**By Martin Zwilling Article
“… carefully review the points made by Denny F. Strigl, former CEO of Verizon Wireless, in his recent book, aptly named “Managers, Can You Hear Me Now?” He outlines the behavioral habits he has seen in managers who are successful, versus the bad habits of ones who struggle.
- Focus on things that don’t really matter. Executives who struggle spend too much time focused on things that don’t really matter. If it doesn’t fit into one of the Four Fundamentals: growing revenue, getting new customers, keeping the customers they already have, or eliminating costs, they should rethink what they are doing. …
- Shirk accountability and role model. … [managers] need to realize their behavior is in a “fishbowl” and thereby highly visible for the team to see and imitate. What the founder says and does in stressful situations sends a signal to imitate that behavior, even when they are not under stress. Poor performers thrive in an unaccountable work climate. …

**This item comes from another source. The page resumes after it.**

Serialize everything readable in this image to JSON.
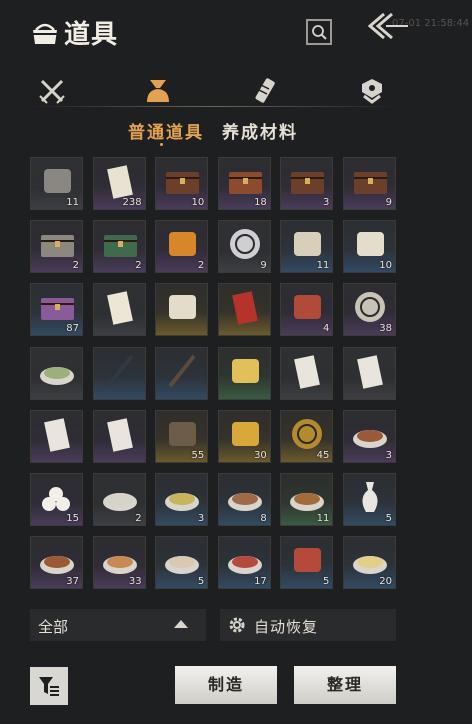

- High priority on being popular. The first priority … is to deliver results, rather than building friendships. Happy team members don’t necessarily bring you stellar results, although stellar results almost always bring you a happy team. Good managers don’t worry about shaking up the status quo, and realize that change is never initially popular.
- Get caught up in their self-importance. Many … [managers] fail because they get caught up in the “aura” of their position, and seek recognition and glamour for themselves. They love to give speeches to groups and in places that don’t really matter. These people seldom see what is causing their own demise in their attention to “all-about-me.”
- Fix problems, not causes. Don’t fix a problem without addressing the reason the problem occurred. The most common excuses given include lack of time to immediately address the cause, lack of resources to address the cause, or problem is outside of their control. Good managers always find the means to fix the cause.”